Hilbert's basis theorem states that if $R$ is a commutative noetherian ring (i.e. every ideal $I\subseteq R$ is finitely generated) then $R[x]$ is noetherian as well.
I immediately thought that this could be proven using the fact that $R[x]/(x)\cong R$, where $(x)$ is the ideal generated by the polynomial $x$. Indeed I am pretty sure that I came up with a proof for it. The main part is just showing that for any (commutative) ring $S$ and ideals $I\subseteq S$ and $J\subseteq S$, the quotient ideal $I/J\subseteq S/J$ is not finitely generated when $I$ is not finitely generated and $J$ is finitely generated (where $I/J$ is the image of $I$ under the quotient map $q:S\rightarrow S/J$).

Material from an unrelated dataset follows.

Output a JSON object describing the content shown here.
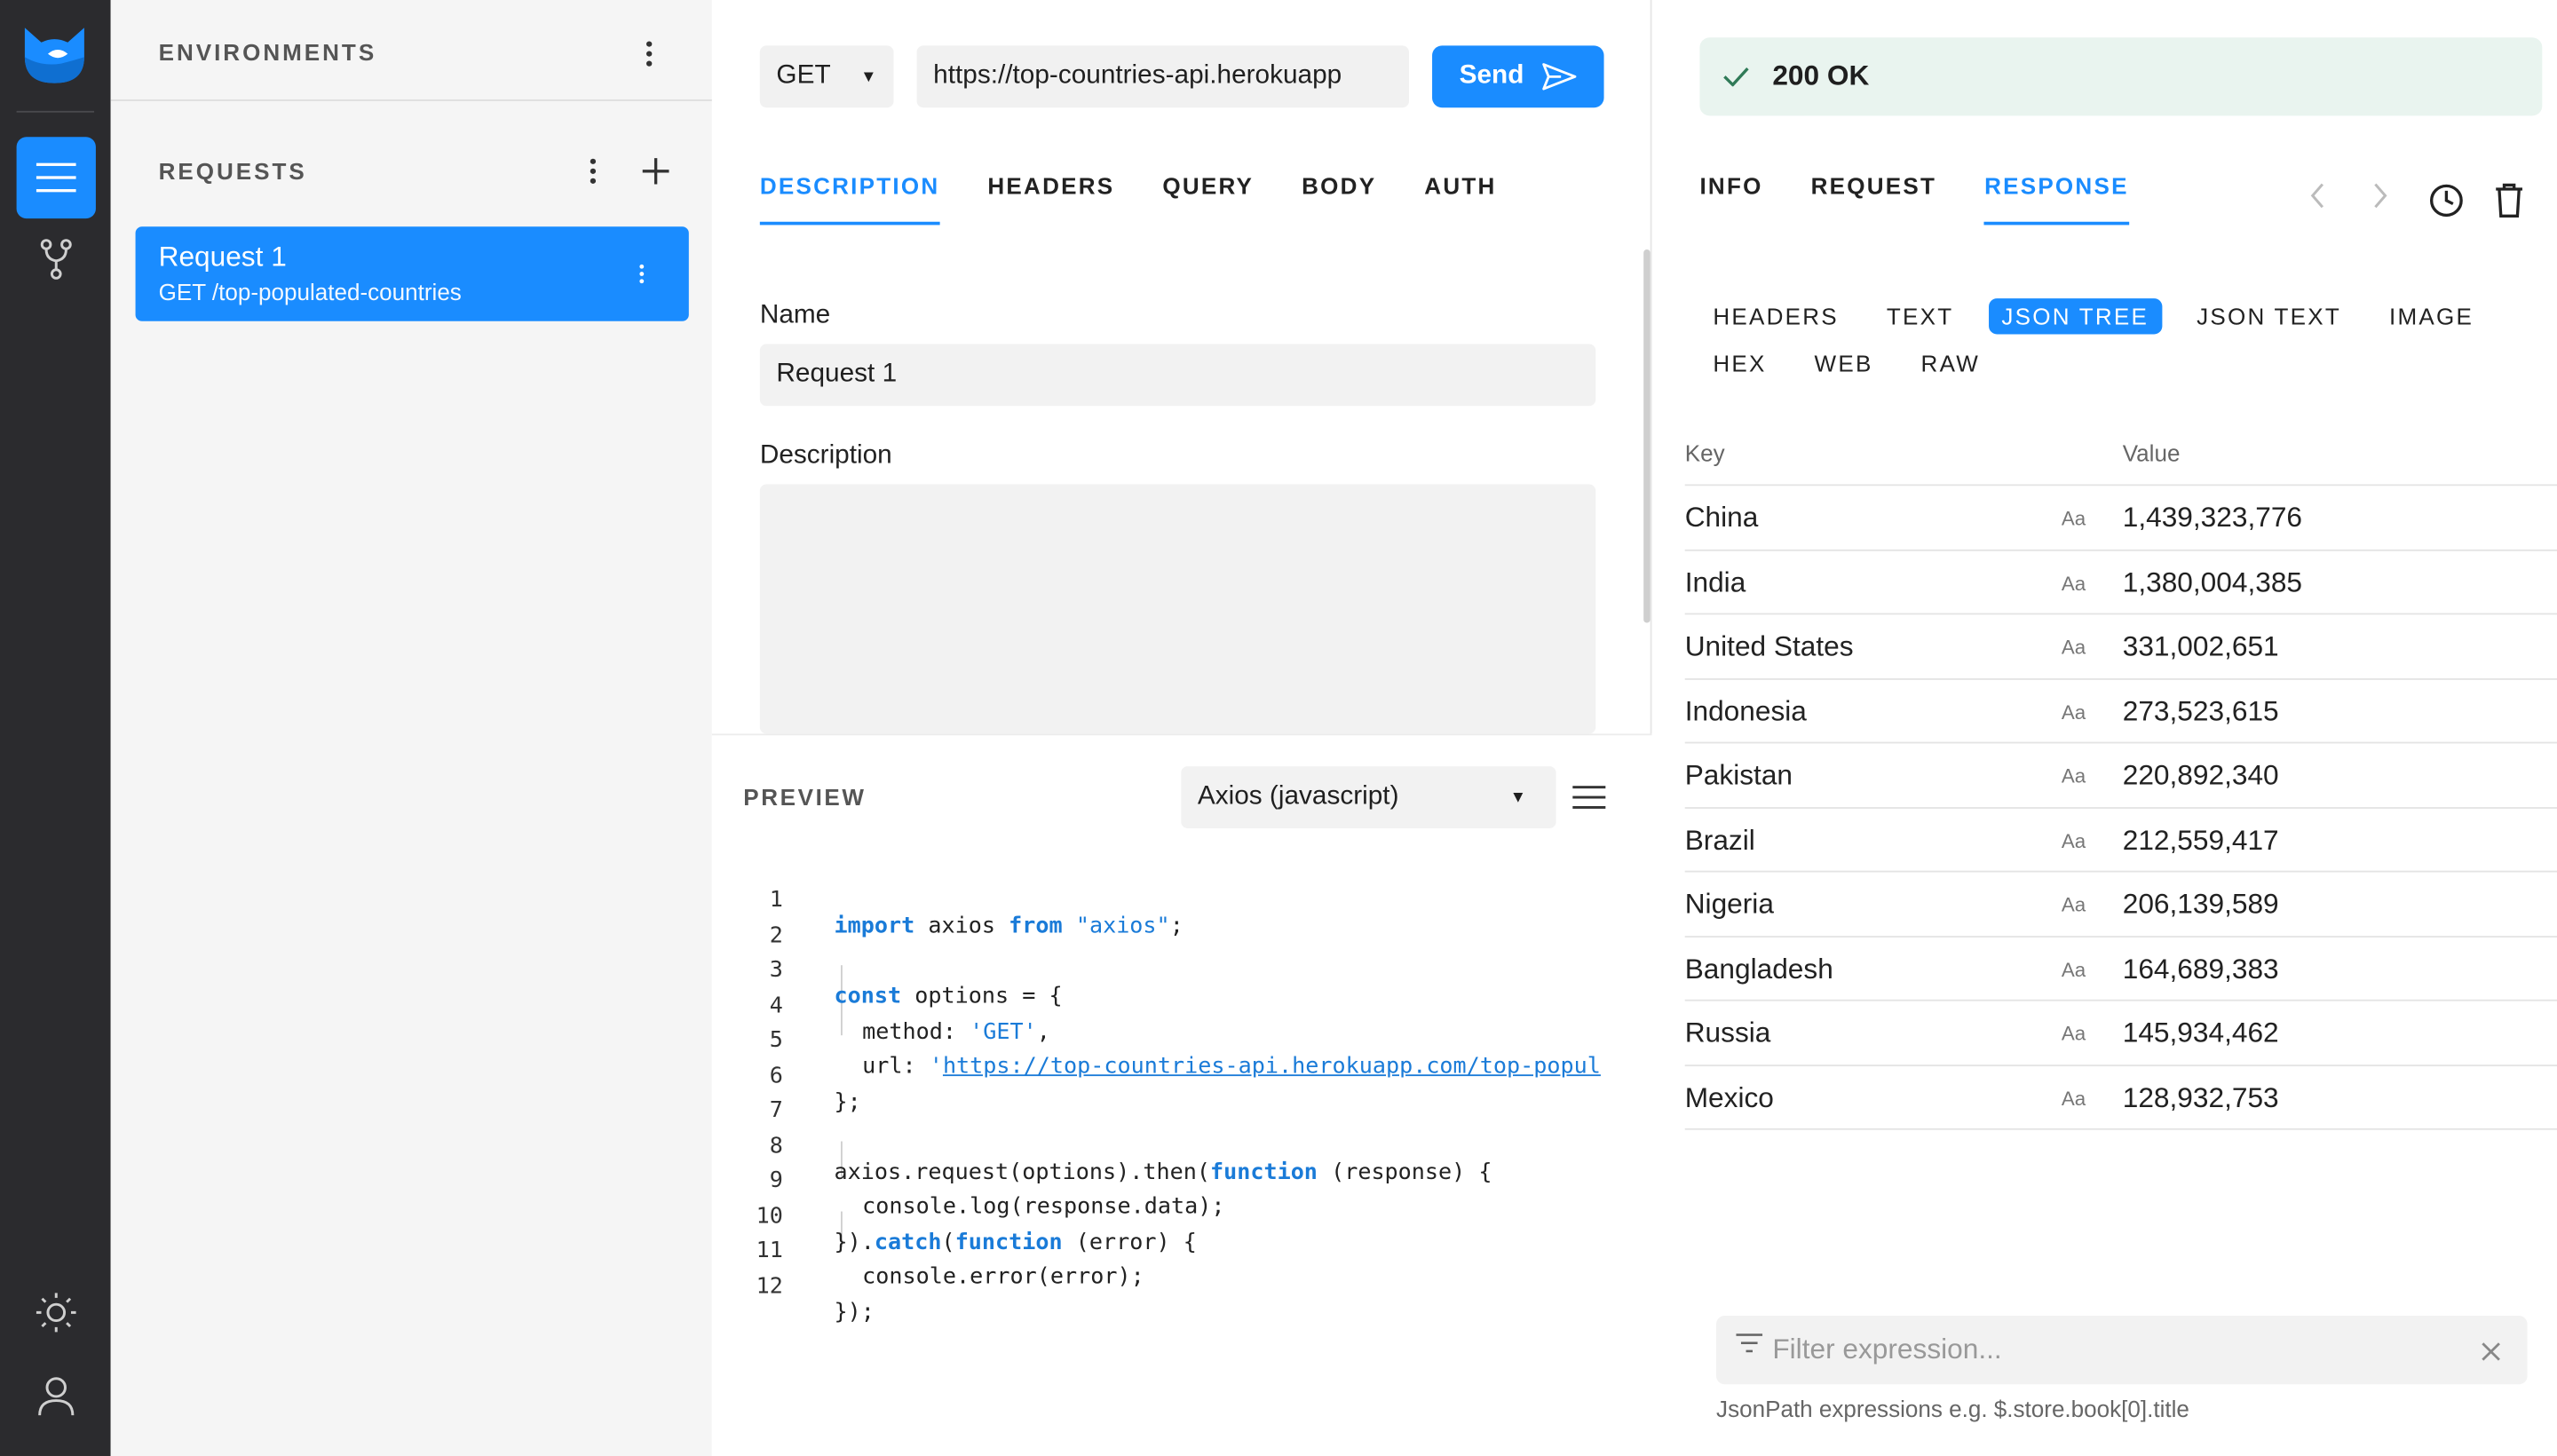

Then it follows easily that a ring $R$ is noetherian if there is a finitely generated ideal $J\subseteq R$ s.t. $R/J$ is noetherian. (If $R$ had a non-finitely generated ideal $I\subseteq R$ then $I/J$ would also not be finitely generated which is a contradiction).
This generalizes Hilbert's basis theorem, since $R[x]/(x)\cong R$ and $(x)$ is obviously finitely generated.
My question is if this generalization can even be true or if I have made a bad mistake and if it is true wether this is already known. I can not imagine that it is both true and not known, since the proof was pretty easy, but I couldn't find anything on the internet and you never know.